Splinter Strip Cutting Speed

John Stankus

Member
Joined
Jul 24, 2007
Messages
6
I might actually have a chance to play with my new TS55 this weekend.  In reading how to set up and trim the splinter strips on the rails, I found two conflicting instructions.  In the instructions packaged with the tool it says run the saw at 6 to trim the  splinter strip.  In the instructions on Bob Marino's webpage it says to run it at 1 for trimming the splinter strip.  Which is right? or does it not matter.

Thanks

John
(teaching Thermodynamics is taking too much time this semester... don't have time to play with the cool tools)

--I should have waited two weeks for the free panther blade deal. too!  :(
 
I noticed this discrepancy too - my sense is that you can run it at the higher speed if you're laying the guide on a piece of scrap wood when cutting the splinter strip OR at the lower speed if you're just cutting the strip by itself.  Not sure if there's an advantage to either method, but I used the first one w/o any issues...

Carl
 
Hi,

      I have done it both ways. I did not notice any differance in the result. The CT picks up the black rubber "dust " better with the saw on high speed. I think because it gets thrown into the top of the blade housing more.

Seth
 
John,

The lowest speed is the correct none - so you don't burn/tear the rubber strip. I have never run a side by side - cutting the rubber guard on the fastest and the slowest setting, but was instructed that way from years ago.

Bob
 
I did it on slow.  It came out ok.    I did mung up one of the strips a little, when I was trimming the splinter guard that mounts on the saw.  I will have to pick up a replacement.

Only problem with slowing down the saw, is I forgot to speed it back up to cut some plywood.  Doh!

I decided to mount the angle assembly in holes 5 and 6 rather than 4 and 5 on the MFT, so that I would not have to shim the work up to the guide.  Am I going to run into any issues with that?

Thanks for the help

John

 
John Stankus said:
I did it on slow.  It came out ok.     I did mung up one of the strips a little, when I was trimming the splinter guard that mounts on the saw.  I will have to pick up a replacement.

Only problem with slowing down the saw, is I forgot to speed it back up to cut some plywood.  Doh!

I decided to mount the angle assembly in holes 5 and 6 rather than 4 and 5 on the MFT, so that I would not have to shim the work up to the guide.  Am I going to run into any issues with that?

Thanks for the help

John

[/quote

John,

The angle guide can be moved anywhere along the table - no problem.

Bob
 
John Stankus said:
...I decided to mount the angle assembly in holes 5 and 6 rather than 4 and 5 on the MFT, so that I would not have to shim the work up to the guide.  Am I going to run into any issues with that?
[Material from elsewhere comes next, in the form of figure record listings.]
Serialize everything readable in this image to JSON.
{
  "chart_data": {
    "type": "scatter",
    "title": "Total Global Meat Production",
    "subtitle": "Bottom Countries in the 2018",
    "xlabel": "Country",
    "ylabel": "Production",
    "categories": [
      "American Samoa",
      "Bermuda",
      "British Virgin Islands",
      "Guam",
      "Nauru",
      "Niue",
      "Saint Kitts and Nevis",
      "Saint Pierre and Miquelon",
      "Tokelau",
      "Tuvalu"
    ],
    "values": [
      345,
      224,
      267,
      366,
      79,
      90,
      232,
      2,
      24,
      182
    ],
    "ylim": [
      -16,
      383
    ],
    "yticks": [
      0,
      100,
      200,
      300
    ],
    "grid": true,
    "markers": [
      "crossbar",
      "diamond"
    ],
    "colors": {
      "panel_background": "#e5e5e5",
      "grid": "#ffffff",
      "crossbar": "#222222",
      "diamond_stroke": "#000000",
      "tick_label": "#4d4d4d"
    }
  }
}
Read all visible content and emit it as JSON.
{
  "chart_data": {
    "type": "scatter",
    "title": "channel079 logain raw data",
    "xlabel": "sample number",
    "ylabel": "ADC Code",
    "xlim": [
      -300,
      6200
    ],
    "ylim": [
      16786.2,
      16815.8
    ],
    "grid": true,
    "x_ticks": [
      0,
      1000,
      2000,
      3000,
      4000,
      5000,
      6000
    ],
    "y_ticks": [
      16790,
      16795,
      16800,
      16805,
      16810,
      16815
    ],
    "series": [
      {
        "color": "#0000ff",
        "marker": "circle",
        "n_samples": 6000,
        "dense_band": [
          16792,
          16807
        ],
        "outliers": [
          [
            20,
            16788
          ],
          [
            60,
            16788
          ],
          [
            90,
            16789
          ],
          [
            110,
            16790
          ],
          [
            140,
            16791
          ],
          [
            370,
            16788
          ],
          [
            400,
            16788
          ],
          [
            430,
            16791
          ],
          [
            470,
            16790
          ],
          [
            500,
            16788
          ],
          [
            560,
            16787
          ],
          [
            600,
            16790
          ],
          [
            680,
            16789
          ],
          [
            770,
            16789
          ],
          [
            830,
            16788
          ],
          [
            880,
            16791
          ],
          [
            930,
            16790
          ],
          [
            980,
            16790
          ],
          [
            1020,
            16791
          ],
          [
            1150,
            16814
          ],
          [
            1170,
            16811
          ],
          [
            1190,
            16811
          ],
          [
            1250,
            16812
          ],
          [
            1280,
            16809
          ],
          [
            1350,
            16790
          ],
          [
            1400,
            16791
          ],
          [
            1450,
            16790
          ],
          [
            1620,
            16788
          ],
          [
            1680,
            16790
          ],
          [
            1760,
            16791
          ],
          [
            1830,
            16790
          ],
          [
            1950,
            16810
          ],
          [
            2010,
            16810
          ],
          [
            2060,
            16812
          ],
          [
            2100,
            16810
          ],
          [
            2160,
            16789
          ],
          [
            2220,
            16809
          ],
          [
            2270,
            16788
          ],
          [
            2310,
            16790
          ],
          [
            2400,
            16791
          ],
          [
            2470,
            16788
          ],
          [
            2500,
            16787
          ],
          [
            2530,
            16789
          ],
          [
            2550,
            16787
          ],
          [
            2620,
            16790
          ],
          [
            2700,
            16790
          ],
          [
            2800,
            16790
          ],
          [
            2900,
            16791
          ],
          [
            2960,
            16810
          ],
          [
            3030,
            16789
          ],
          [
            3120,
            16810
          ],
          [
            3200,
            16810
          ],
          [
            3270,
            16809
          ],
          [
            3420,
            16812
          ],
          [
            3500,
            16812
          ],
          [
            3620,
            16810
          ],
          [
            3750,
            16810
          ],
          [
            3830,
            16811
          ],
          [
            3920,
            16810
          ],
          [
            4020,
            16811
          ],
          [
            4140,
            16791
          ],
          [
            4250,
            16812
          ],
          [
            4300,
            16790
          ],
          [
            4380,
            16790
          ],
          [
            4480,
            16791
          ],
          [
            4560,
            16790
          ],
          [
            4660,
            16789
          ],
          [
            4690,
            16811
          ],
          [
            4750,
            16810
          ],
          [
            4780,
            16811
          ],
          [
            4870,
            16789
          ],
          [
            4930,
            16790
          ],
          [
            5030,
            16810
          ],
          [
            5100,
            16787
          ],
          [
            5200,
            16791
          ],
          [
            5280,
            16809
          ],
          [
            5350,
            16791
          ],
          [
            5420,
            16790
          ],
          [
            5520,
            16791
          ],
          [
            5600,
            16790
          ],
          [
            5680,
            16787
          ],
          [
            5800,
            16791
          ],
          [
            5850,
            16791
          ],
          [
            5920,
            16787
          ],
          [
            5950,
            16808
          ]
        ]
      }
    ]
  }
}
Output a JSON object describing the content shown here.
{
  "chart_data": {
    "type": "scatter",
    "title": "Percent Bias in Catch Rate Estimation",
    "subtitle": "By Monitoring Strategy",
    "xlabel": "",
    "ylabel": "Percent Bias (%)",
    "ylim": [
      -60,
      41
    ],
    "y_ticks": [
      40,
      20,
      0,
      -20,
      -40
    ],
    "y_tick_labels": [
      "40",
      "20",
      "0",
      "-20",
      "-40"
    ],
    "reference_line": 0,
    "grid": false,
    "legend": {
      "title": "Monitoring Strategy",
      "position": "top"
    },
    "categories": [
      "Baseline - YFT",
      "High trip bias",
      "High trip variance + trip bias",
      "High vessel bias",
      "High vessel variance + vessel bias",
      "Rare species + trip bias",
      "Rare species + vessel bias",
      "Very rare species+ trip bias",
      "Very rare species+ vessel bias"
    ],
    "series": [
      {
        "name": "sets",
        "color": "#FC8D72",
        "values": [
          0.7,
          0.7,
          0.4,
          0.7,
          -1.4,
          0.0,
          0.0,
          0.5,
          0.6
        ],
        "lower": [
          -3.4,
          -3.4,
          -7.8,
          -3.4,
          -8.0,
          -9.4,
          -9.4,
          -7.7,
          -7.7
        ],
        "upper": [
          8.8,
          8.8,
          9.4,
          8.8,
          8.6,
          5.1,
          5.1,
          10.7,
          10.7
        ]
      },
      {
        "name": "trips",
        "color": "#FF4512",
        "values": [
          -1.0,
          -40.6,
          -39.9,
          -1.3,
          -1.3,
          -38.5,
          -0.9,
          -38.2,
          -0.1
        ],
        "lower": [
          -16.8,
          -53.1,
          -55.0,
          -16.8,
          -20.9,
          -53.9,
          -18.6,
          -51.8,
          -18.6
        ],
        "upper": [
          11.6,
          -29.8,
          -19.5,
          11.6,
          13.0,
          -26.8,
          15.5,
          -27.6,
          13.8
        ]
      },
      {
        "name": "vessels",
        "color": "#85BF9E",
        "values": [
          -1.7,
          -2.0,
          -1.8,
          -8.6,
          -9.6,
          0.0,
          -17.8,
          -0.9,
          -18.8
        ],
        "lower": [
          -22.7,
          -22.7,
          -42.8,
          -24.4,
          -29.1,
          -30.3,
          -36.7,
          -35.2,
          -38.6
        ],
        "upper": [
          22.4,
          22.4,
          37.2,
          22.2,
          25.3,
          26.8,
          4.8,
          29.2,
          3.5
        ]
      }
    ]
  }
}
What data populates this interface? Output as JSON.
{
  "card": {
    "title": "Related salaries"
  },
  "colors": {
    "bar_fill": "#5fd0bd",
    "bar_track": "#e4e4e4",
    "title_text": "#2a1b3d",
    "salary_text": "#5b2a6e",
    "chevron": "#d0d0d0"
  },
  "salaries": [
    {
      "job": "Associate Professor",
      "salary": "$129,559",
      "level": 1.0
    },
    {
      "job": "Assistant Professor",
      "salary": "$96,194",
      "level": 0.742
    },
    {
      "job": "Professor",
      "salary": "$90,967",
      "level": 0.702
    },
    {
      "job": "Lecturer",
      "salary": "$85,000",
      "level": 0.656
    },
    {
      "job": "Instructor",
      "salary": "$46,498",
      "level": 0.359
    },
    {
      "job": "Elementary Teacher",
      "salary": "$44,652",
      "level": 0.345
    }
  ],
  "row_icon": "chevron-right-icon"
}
No problems until you try to rip stuff narrower than the guide rail and you have no back stop for the stock. Most of us keep a collection of various thicknesses of ply or MDF to shim thin stock up to the top of the fence. As Jerry Work has pointed out you can make these thin pieces your sacrificial surface and preserve the MFT surface.

To get the most from your MFT you need to feel free to move the fence to whereever it should be to help you. As Bob said, you can put it anywhere. A lot of us were loathe to move it after struggling to get it square to the guide rail. If you cut a (big as fits) piece of ply truly square, and protect it and keep it next to the MFT you'll find you can quickly and reliably reset the fence to square so there is no reason to hesitate to move the fence to the most advantageous location for the current operation.
 
Michael Kellough said:
If you cut a (big as fits) piece of ply truly square, and protect it and keep it next to the MFT you'll find you can quickly and reliably reset the fence to square so there is no reason to hesitate to move the fence to the most advantageous location for the current operation.

This simply cannot be repeated enough.  Do spend the time to perform the 5-cut method to obtain this most useful tool.  Then take it to the next logical step and make one with a heal (or fence) such that it can index off the edge of your workpiece.  You may find both type useful.